10 Safety Tips for Exercising when you have Cancer
Many cancer patients aren’t told they can and should exercise. Which is a shame because exercising can make a big difference to your overall health and mood when you’re healing from cancer/cancer treatments.
And most cancer patients are also not told how to exercise safely or what benefits come from exercising when you have cancer.
I feel it’s important every cancer patient has this information, no matter what treatment is being used – conventional treatments or alternative ones.
So, we’ll not only discuss the benefits of exercising when you have cancer, but also 10 tips to help you stay safe when exercising.
Why you should exercise:
Studies have shown that exercising when you have cancer is very important and has many health benefits, including:
* Strengthening muscle
* Boosting energy
* Relieving stress
* Lowering risk of blood clots
* Minimizing side effects from chemotherapy
* Reducing the chance of cancer returning
* Boosting mood
* Improving outlook on life
Many studies have shown that exercising when you’re battling cancer makes a big difference during treatment and recovery. But it’s important to know how to exercise safely.
10 Safety Tips for Exercising when you have Cancer:
1) Know which exercises you can do.
Generally, low-intensity exercises are best; things like: yoga, swimming, walking, stretching, using resistance bands, etc. Read these articles for more information:
It’s probably not recommended to exercise (even the low-intensity exercises listed above) for hours. So talk with your doctor and/or physiotherapist about how much time they recommend you exercise for.
It’s also important for you to listen to your body. If you’re feeling extremely fatigued, for example, exercising for just 10 to 15 minutes will be enough to give you more energy without tiring you out.
3) Know your limitations.
Each person is different. And each type of cancer has different effects on the body.
So if you have a cancer that is affecting your bones, your exercise routine and time doing those exercises, will be different than someone who has a cancer that doesn’t affect their bones.
This goes not only for the type of cancer, but for the stage as well. Someone with stage 4 will have a different exercise routine recommended to them than someone with stage 1.
4) Have support.
Emotional support is very important on your journey back to health. But what I’m talking about here is the need for physical support.
If you begin to feel weak, faint, nauseous, or fatigued, having someone there to help you is vital.
5) Warm up and cool down.
Warming up before you begin exercising, “gradually revs up your cardiovascular system by raising your body temperature and increasing blood flow to your muscles. Warming up may also help reduce muscle soreness and lessen your risk of injury.
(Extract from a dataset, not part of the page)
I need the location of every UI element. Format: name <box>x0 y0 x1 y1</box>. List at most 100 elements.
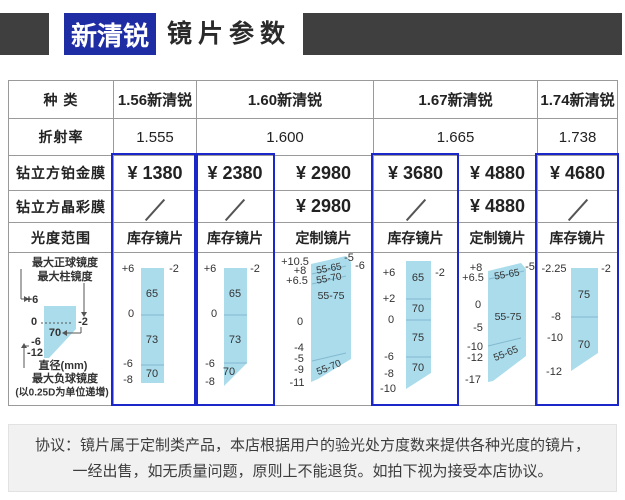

Cooling down after your workout allows for a gradual recovery of pre-exercise heart rate and blood pressure.” 
6) Shorter time, more often.
The goal, in general, is to get about 30 minutes of exercise each day. But it’s best to spread that exercise time out throughout the day, for example:
* Begin the day with a 5 minute walk either around the house, hospital, park, etc.
* Do a little housework or cleaning for 5 minutes around lunch time.
* Then in the afternoon, walk the dog or exercise with resistance bands for 10 minutes, and then eat a snack.
* Before or after eating dinner, do yoga for 10 minutes.
And by the end of the day you’ve gotten 30 minutes of exercise without tiring yourself out.
7) Begin slow and build up.
Begin with very low-intensity exercises and work your way up to moderate-intensity exercises.
And keep in mind that intensity will vary from person to person. So what is high-intensity to one cancer patient, such as climbing up and down stairs, may be low-intensity to another.
But whatever low-intensity means for you, begin there and slowly work your way to moderate-intensity exercises.
8) Pay attention to your body.
* Irregular pains
* Irregular pulse
* Chest pain
* Difficulty breathing
* Numbness in your hands or feet
If you’ve had chemotherapy, radiation therapy, and/or surgery recently, talk with your doctor and physiotherapist before beginning an exercise routine.*
9) Drink plenty of fluids and eat throughout the day.
Staying hydrated is essential to your health and healing. If you are dehydrated, you’ll feel fatigued, confused, and experience worsened side effects of treatment.
And eating throughout the day will give you strength and energy. Eating throughout the day will also make it easier and safer for you to exercise.
10) Know when you’re done.
While exercising when you have cancer provides many benefits, pushing yourself too hard, or not letting yourself rest, will have negative health effects.
So, when you feel like you’ve done enough, rest, drink some water, and eat a snack. Basically, just listen to your body.
*Disclaimer: This information is for cancer patients in general and your doctor may recommend you refrain from certain exercises, or change the intensity, depending on the type/stage of cancer you have. Exercising when you have cancer is very important to your health and healing, but talk to your doctor and/or physiotherapist before beginning an exercise routine.